Originally published in 2010 and 2011 as a serial novel in the Yomiuri Shimbun, Japan’s most widely read daily newspaper, “Inheritance from Mother” went on to win the Osaragi Jiro Award. The English edition, translated by Juliet Winters Carpenter, has been named an O Magazine Reading Room selection for July. One of the most entrancing things about this novel is that it retains the rhythm of a serial even in bound-book form. The book is divided precisely into two parts, each with 33 vignettes and chapter headings such as “A Husband Sipping Aged Sake” or “The Night the Sky Rained Stars.”
Mizumura’s writing is urgent yet thorough, and her plot — with its multiple divorces and infidelities, scheming, legends and deaths — just short of overwrought. But her prose is controlled and as dense as poetry. Here, she writes about the dank extended-care hospital where her father spent his dying days: “Dressed in pajamas much alike, males and females indistinguishable, they wove their way around in wheelchairs, drifting up and down the corridor like living ghosts.”
Part 1 begins with Mitsuki “exhilarated, knowing that her mother was finally dead.” Then it reels back to show her scrambling from a philandering husband to a bed-bound mother obsessed with her bowels. Mitsuki’s tedious middle-aged life is drawn one tableau at a time. She was the lesser of two girls, not as talented as her sister, devoted to the father their mother spurned for a younger man. Suffering from a malady she calls air-conditioningitis, Mitsuki experiences her mother’s demands as “heavy, sticky filaments that dulled her skin as well as her heart.” The prose here is beautiful but sometimes plodding, largely focused on establishing character and events.
In Part 2, after Noriko’s death, Mitsuki sheds the filaments and begins to bloom. Whereas she was exasperating before, now she begins to interrogate her own part in the drama. Could her refusal to work full-time have damaged her marriage? Might the rabid resentment of her mother be hiding other disappointments? Could her decision not to have children backfire in her own old age?
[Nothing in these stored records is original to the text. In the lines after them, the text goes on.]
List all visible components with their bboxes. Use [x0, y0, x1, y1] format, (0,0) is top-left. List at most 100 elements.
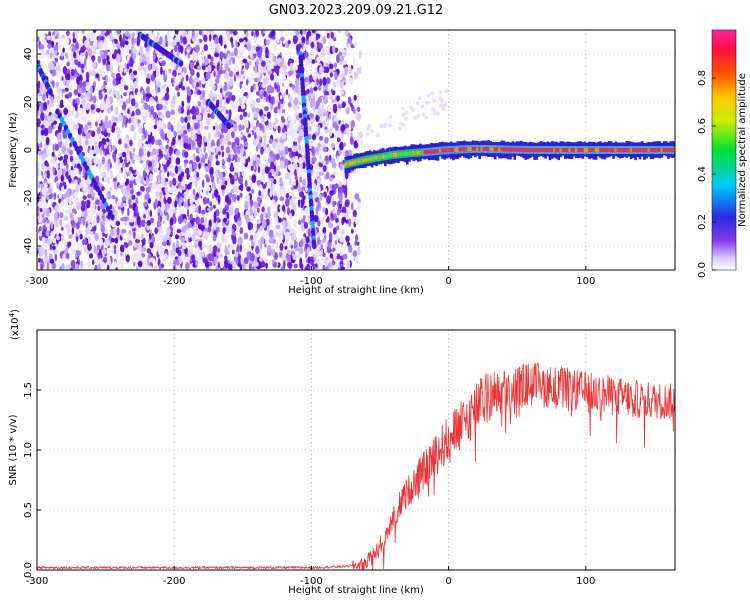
spectral-noise-blob: [259, 241, 263, 250]
spectral-noise-blob: [247, 133, 251, 138]
spectral-noise-blob: [323, 96, 329, 105]
spectral-noise-blob: [127, 109, 130, 114]
ridge-core-mark: [463, 147, 466, 152]
spectral-noise-blob: [322, 36, 327, 45]
spectral-noise-blob: [315, 205, 319, 215]
ridge-core-mark: [504, 147, 508, 152]
colorbar-tick-label: 0.0: [697, 262, 708, 278]
x-tick-label: 100: [576, 576, 595, 587]
spectral-noise-blob: [114, 237, 119, 244]
spectral-noise-blob: [221, 158, 225, 165]
spectral-noise-blob: [68, 109, 73, 118]
colorbar-tick-label: 0.2: [697, 214, 708, 230]
spectral-noise-blob: [264, 166, 270, 174]
spectral-faint-blob: [367, 123, 372, 128]
spectral-noise-blob: [255, 107, 260, 113]
spectral-noise-blob: [284, 146, 289, 155]
spectral-noise-blob: [321, 120, 327, 127]
spectral-noise-blob: [334, 240, 338, 245]
spectral-noise-blob: [49, 51, 53, 59]
spectral-noise-blob: [126, 63, 130, 70]
spectral-noise-blob: [204, 217, 208, 224]
spectral-noise-blob: [218, 206, 222, 214]
spectral-noise-blob: [238, 216, 242, 222]
spectral-noise-blob: [228, 154, 232, 163]
spectral-noise-blob: [313, 182, 317, 190]
spectral-noise-blob: [294, 156, 300, 164]
spectral-noise-blob: [170, 249, 176, 256]
spectral-noise-blob: [268, 172, 272, 177]
spectral-noise-blob: [334, 71, 338, 81]
spectral-noise-blob: [305, 60, 310, 65]
spectral-noise-blob: [166, 239, 170, 246]
spectral-noise-blob: [267, 244, 272, 253]
spectral-noise-blob: [248, 208, 253, 216]
spectral-noise-blob: [303, 30, 307, 35]
spectral-noise-blob: [138, 240, 143, 249]
spectral-noise-blob: [128, 218, 134, 223]
spectral-noise-blob: [122, 115, 127, 124]
ridge-core-mark: [469, 147, 473, 151]
spectral-noise-blob: [348, 121, 351, 130]
spectral-noise-blob: [322, 160, 326, 166]
spectral-noise-blob: [287, 261, 293, 269]
spectral-noise-blob: [301, 36, 306, 43]
spectral-noise-blob: [123, 173, 128, 180]
spectral-noise-blob: [239, 76, 244, 82]
ridge-core-mark: [537, 148, 541, 152]
ridge-core-mark: [601, 148, 604, 152]
x-tick-label: -100: [300, 276, 323, 287]
spectral-noise-blob: [137, 119, 141, 124]
spectral-faint-blob: [421, 112, 426, 117]
ridge-core-mark: [658, 148, 661, 152]
spectral-noise-blob: [116, 200, 121, 207]
spectral-noise-blob: [318, 162, 322, 167]
spectral-noise-blob: [259, 256, 263, 262]
spectral-noise-blob: [224, 260, 229, 270]
spectral-noise-blob: [152, 31, 156, 39]
spectral-noise-blob: [308, 37, 312, 43]
ridge-core-mark: [643, 148, 646, 152]
spectral-noise-blob: [146, 257, 150, 266]
snr-ylabel: SNR (10 * v/v): [8, 414, 19, 485]
spectral-noise-blob: [167, 171, 170, 178]
ridge-core-mark: [614, 148, 618, 152]
spectral-noise-blob: [99, 50, 104, 56]
spectral-noise-blob: [319, 216, 324, 223]
spectral-noise-blob: [304, 51, 309, 58]
spectral-noise-blob: [169, 170, 173, 177]
spectral-noise-blob: [159, 114, 165, 119]
spectral-noise-blob: [231, 249, 235, 255]
spectral-noise-blob: [88, 69, 92, 78]
spectral-noise-blob: [298, 149, 303, 155]
spectral-noise-blob: [318, 249, 322, 256]
spectral-noise-blob: [269, 150, 274, 159]
spectral-noise-blob: [167, 30, 171, 39]
spectral-noise-blob: [292, 253, 298, 261]
spectral-noise-blob: [122, 182, 126, 187]
spectral-noise-blob: [76, 32, 79, 40]
spectral-faint-blob: [424, 115, 429, 120]
spectral-faint-blob: [379, 124, 384, 128]
spectral-noise-blob: [249, 234, 254, 240]
spectral-noise-blob: [341, 206, 347, 215]
spectral-noise-blob: [279, 243, 284, 251]
ridge-core-mark: [478, 146, 481, 151]
spectral-noise-blob: [318, 261, 323, 266]
spectral-noise-blob: [339, 163, 343, 171]
ridge-core-mark: [465, 147, 468, 152]
spectral-noise-blob: [124, 40, 129, 45]
spectral-noise-blob: [195, 260, 199, 267]
spectral-noise-blob: [315, 147, 319, 152]
spectral-noise-blob: [187, 231, 191, 239]
spectral-noise-blob: [108, 145, 112, 154]
spectral-noise-blob: [242, 58, 248, 64]
spectral-noise-blob: [130, 194, 136, 200]
spectral-noise-blob: [145, 93, 150, 98]
spectral-noise-blob: [149, 173, 154, 182]
spectral-noise-blob: [50, 231, 55, 238]
spectral-noise-blob: [135, 238, 140, 244]
colorbar-tick-label: 0.6: [697, 118, 708, 134]
spectral-noise-blob: [347, 37, 352, 46]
This section is far more languid, with meditations on azaleas, architecture and “bovarism,” the romantic practice of escaping real life by focusing on impossible dreams. There’s a gratuitous mystery involving a psychic and a suicide at a mountaintop resort. Part 2 is a wandering, sometimes frustrating sequel to the very straightforward Hemingwayesque quality of Part 1. Yet so worth it. The resolution of “Inheritance from Mother” is natural and satisfying in myriad ways.
Here is the sentence that stopped me: “Perhaps her mother’s rejection of old age had made Mitsuki too ready to embrace it.”
This is a breakthrough for Mitsuki, who gracefully accepts her regrets and missteps and builds a whole new life. But I believe my own mother would say there is wisdom here for the rest of us, as well.
(Bauer is the author, most recently, of the novel ‘Forgiveness 4 You’.)